Magical curses are funny things. Especially old curses that appear deceptively simple.
We don't know exactly who the wizard was who tried to cure lycanthropy because nothing of them remained after the top floor of their house blew up. Fortunately, nobody appeared to have been harmed aside from the closest trees, and their house was in the middle of a big forest.
We have some scattered notes, written in cipher because of course they are. What we have managed piece together is that they tried to reverse the curse in some way.
At first it was just another wizard who fell victim to their own hubris or curiosity, depending on your point of view.
But then the people started to appear. Half feral and skittish with only very rudimentary speech, but unmistakably speech nontheless. The people in the villages at the edge of the forest were equally wary, puzzled and empathetic.
They appeared regularly but sporadically. It was six months before a trapper came in with the final clue. He had snared a fox, coming upon it late as he checked his traps. And then the fox changed into a young man before his eyes.

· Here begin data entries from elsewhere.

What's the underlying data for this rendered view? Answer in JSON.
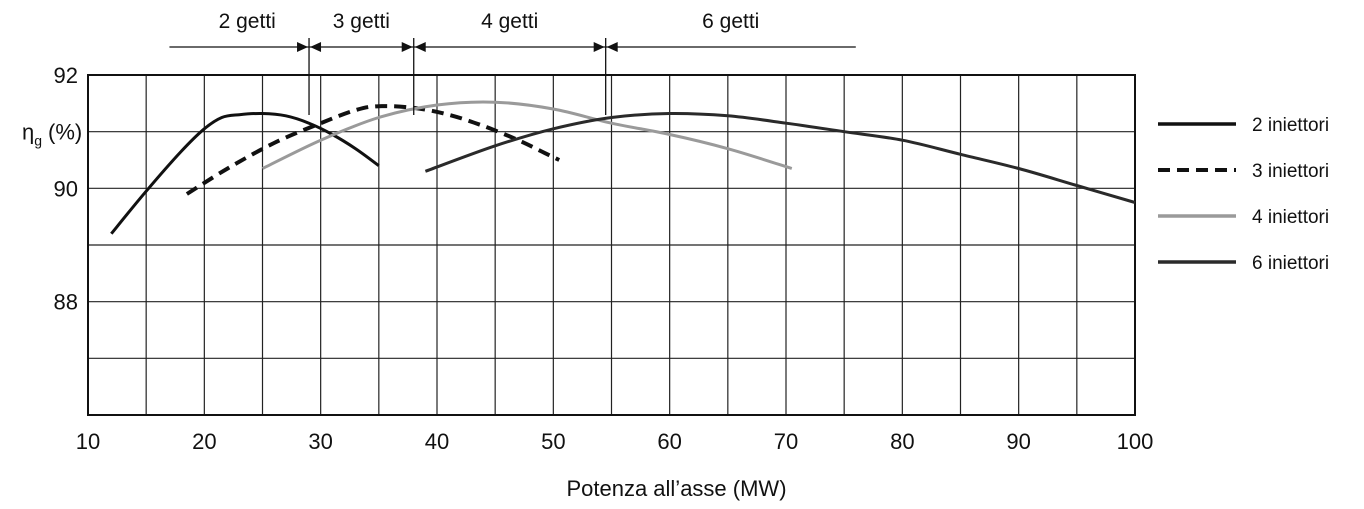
{
  "chart_data": {
    "type": "line",
    "title": "",
    "xlabel": "Potenza all’asse (MW)",
    "ylabel_main": "η",
    "ylabel_sub": "g",
    "ylabel_unit": "(%)",
    "xlim": [
      10,
      100
    ],
    "ylim": [
      86,
      92
    ],
    "x_ticks": [
      10,
      20,
      30,
      40,
      50,
      60,
      70,
      80,
      90,
      100
    ],
    "x_tick_labels": [
      "10",
      "20",
      "30",
      "40",
      "50",
      "60",
      "70",
      "80",
      "90",
      "100"
    ],
    "y_ticks": [
      88,
      90,
      92
    ],
    "y_tick_labels": [
      "88",
      "90",
      "92"
    ],
    "grid": true,
    "legend_position": "right",
    "series": [
      {
        "name": "2 iniettori",
        "style": "solid",
        "color": "#111111",
        "x": [
          12,
          15,
          18,
          20,
          21.5,
          23,
          25,
          27,
          29,
          31,
          33,
          35
        ],
        "y": [
          89.2,
          89.95,
          90.65,
          91.05,
          91.25,
          91.3,
          91.32,
          91.28,
          91.15,
          90.95,
          90.7,
          90.4
        ]
      },
      {
        "name": "3 iniettori",
        "style": "dashed",
        "color": "#111111",
        "x": [
          18.5,
          22,
          26,
          30,
          33,
          35,
          38,
          41,
          44,
          47,
          49,
          50.5
        ],
        "y": [
          89.9,
          90.35,
          90.8,
          91.15,
          91.38,
          91.45,
          91.42,
          91.3,
          91.1,
          90.85,
          90.65,
          90.5
        ]
      },
      {
        "name": "4 iniettori",
        "style": "solid",
        "color": "#9a9a9a",
        "x": [
          25,
          30,
          35,
          40,
          45,
          50,
          55,
          60,
          65,
          70.5
        ],
        "y": [
          90.35,
          90.85,
          91.25,
          91.47,
          91.52,
          91.4,
          91.15,
          90.95,
          90.7,
          90.35
        ]
      },
      {
        "name": "6 iniettori",
        "style": "solid",
        "color": "#2a2a2a",
        "x": [
          39,
          45,
          50,
          55,
          60,
          65,
          70,
          75,
          80,
          85,
          90,
          95,
          100
        ],
        "y": [
          90.3,
          90.75,
          91.05,
          91.25,
          91.32,
          91.28,
          91.15,
          91.0,
          90.85,
          90.6,
          90.35,
          90.05,
          89.75
        ]
      }
    ],
    "range_annotations": [
      {
        "label": "2 getti",
        "from": 17,
        "to": 29
      },
      {
        "label": "3 getti",
        "from": 29,
        "to": 38
      },
      {
        "label": "4 getti",
        "from": 38,
        "to": 54.5
      },
      {
        "label": "6 getti",
        "from": 54.5,
        "to": 76
      }
    ],
    "range_boundaries": [
      {
        "x": 29
      },
      {
        "x": 38
      },
      {
        "x": 54.5
      }
    ]
  }
}
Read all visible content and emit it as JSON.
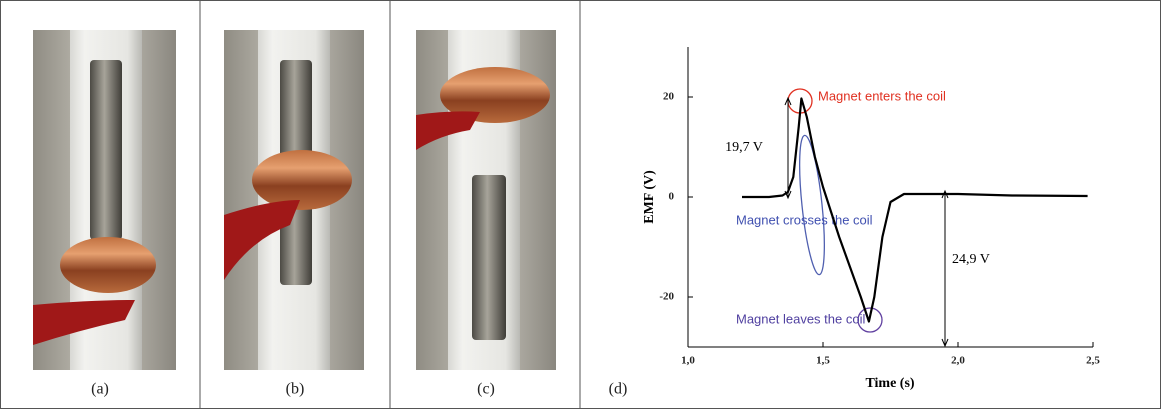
{
  "panels": [
    "(a)",
    "(b)",
    "(c)"
  ],
  "chart_data": {
    "type": "line",
    "panel_label": "(d)",
    "x_label": "Time (s)",
    "y_label": "EMF (V)",
    "x": [
      1.2,
      1.3,
      1.35,
      1.37,
      1.39,
      1.41,
      1.42,
      1.44,
      1.47,
      1.5,
      1.53,
      1.56,
      1.6,
      1.64,
      1.67,
      1.69,
      1.72,
      1.75,
      1.8,
      2.0,
      2.2,
      2.48
    ],
    "series": [
      {
        "color": "#000000",
        "values": [
          0,
          0,
          0.3,
          1,
          4,
          14,
          19.7,
          16,
          8,
          2,
          -3,
          -8,
          -14,
          -20,
          -24.9,
          -20,
          -8,
          -1,
          0.6,
          0.6,
          0.3,
          0.2
        ]
      }
    ],
    "xlim": [
      1.0,
      2.5
    ],
    "xticks": [
      {
        "value": 1.0,
        "label": "1,0"
      },
      {
        "value": 1.5,
        "label": "1,5"
      },
      {
        "value": 2.0,
        "label": "2,0"
      },
      {
        "value": 2.5,
        "label": "2,5"
      }
    ],
    "ylim": [
      -30,
      30
    ],
    "yticks": [
      20,
      0,
      -20
    ],
    "annotations": [
      "Magnet enters the coil",
      "19,7 V",
      "Magnet crosses the coil",
      "24,9 V",
      "Magnet leaves the coil"
    ]
  }
}
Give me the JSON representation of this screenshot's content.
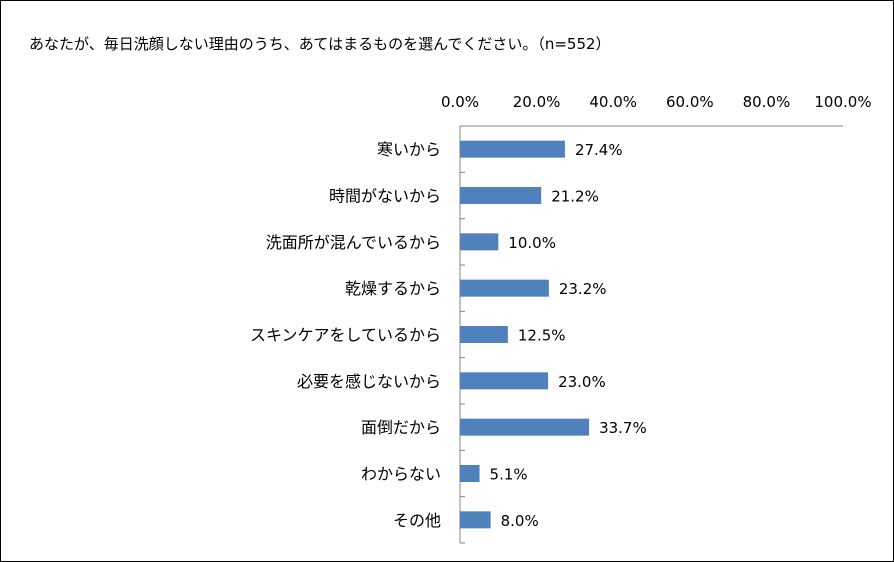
{
  "chart_data": {
    "type": "bar",
    "orientation": "horizontal",
    "title": "あなたが、毎日洗顔しない理由のうち、あてはまるものを選んでください。（n=552）",
    "categories": [
      "寒いから",
      "時間がないから",
      "洗面所が混んでいるから",
      "乾燥するから",
      "スキンケアをしているから",
      "必要を感じないから",
      "面倒だから",
      "わからない",
      "その他"
    ],
    "values": [
      27.4,
      21.2,
      10.0,
      23.2,
      12.5,
      23.0,
      33.7,
      5.1,
      8.0
    ],
    "data_labels": [
      "27.4%",
      "21.2%",
      "10.0%",
      "23.2%",
      "12.5%",
      "23.0%",
      "33.7%",
      "5.1%",
      "8.0%"
    ],
    "xlim": [
      0,
      100
    ],
    "x_ticks": [
      0,
      20,
      40,
      60,
      80,
      100
    ],
    "x_tick_labels": [
      "0.0%",
      "20.0%",
      "40.0%",
      "60.0%",
      "80.0%",
      "100.0%"
    ],
    "xaxis_position": "top",
    "xlabel": "",
    "ylabel": "",
    "grid": false,
    "legend": "none",
    "bar_color": "#4F81BD"
  }
}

At first he thought it was one of the fey, but it was not. For a gift of a silver comb and a story, the fey did provide then answer to the trapper though. It was an anthrothrope. A beast who transformed into a human.
It caused quite a stir among the villages around the forest. It was debated wether they should kill these new... people animals, like they did with most lycanthropes, or just shun them. Or even try to help them.
No real consensus was reached. The people animals were rarely violent when they approached humans, unlike many lycanthropes, and they had a hunger to learn as much as they often were physically hungry for food.
Most people ended up mostly ignoring them, occasionally giving them some food or offering some lessons in exchange for a service. A few were bent on hunting them down and killing them, a task that proved quite difficult indeed. A few were openly welcoming to them, offering shelter and lessons and encouraging them to live among or alongside the regular humans.
People being people, it was among the later group that it was discovered that the anthrothrope nature bred true when they had a child with a human.
It was a strange sight indeed at first, seeing fox kits and human children playing games as if they were siblings, and part of the month there were more human children playing together and no animals, but despite some muttering and grumbling they were tolerated, sometimes even welcomed. Perhaps because a few of the families now had wolf and bear members who protected their four-legged and two-legged kin alike and most of those who had wanted to kill the anthrothropes were now dead.
There are still lycanthropes, and they are as dangerous as ever, and the druids and priest have confirmed that the anthrothrope condition still registers as a curse.
But whatever the wizard did, even though it didn't reverse lycanthropy, it seems this curse is less malignant, even if it leads to some quite unusual family constellations.